Because of the strangeness of zero, people make a lot of mistakes involving it.
For example, there’s one of my big pet peeves: based on that idea of zero and infinities are relatives, a lot of people believe that 1/0=infinity. It doesn’t. 1/0 doesn’t equal anything; it’s meaningless. You can’t divide by 0. The intuition behind this fact comes from the Aristotelean idea about zero: concept, not quantity. Division is a concept based on quantity: Asking “What is x divided by y” is asking “What quantity of stuff is the right size so that if I take Y of it, I’ll get X?”

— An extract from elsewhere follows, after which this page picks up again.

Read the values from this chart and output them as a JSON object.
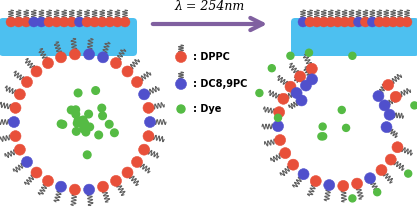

So: what quantity of apples can I take 0 of to get 1 apple? The question makes no sense; and that’s exactly right: it shouldn’t make sense, because dividing by zero makes no sense: it’s meaningless
Zero is also at the root of a lot of silly mathematical puzzles and tricks. For example, there’s a cute little algebraic pun that can show that 1 = 2, which is based on hiding a division by zero.
- Start with “x = y”.
- Multiply both sides by x: “x2 = xy”.
- Subtract “y2” from both sides: “”x2 – y2 = xy – y2“.
- Factor: “(x+y)(x-y) = y(x-y)”.
- Divide both sides by the common factor “x-y”: “x + y = y”.
- Since x=y, we can substitute y for x: “y + y = y”.
- Simplify: “2y=y”.
- Divide both sides by y: “2 = 1”.
The problem, of course, is step 5: x-y = 0, so step five is dividing by zero. Since that’s a meaningless thing to do, everything based on getting a meaningful result from that step is wrong – and so we get to “prove” false facts.
Anyway, if you’re interested in reading more, the best source of information that I’ve found is an online article called “The Zero Saga”. It covers not just a bit of history and random chit-chat like this article, but a detailed presentation of everything you could ever want to know, from the linguistics of words meaning zero or nothing to cultural impacts of the concept, to detailed mathematical explanation of how zero fits into algebras and topologies.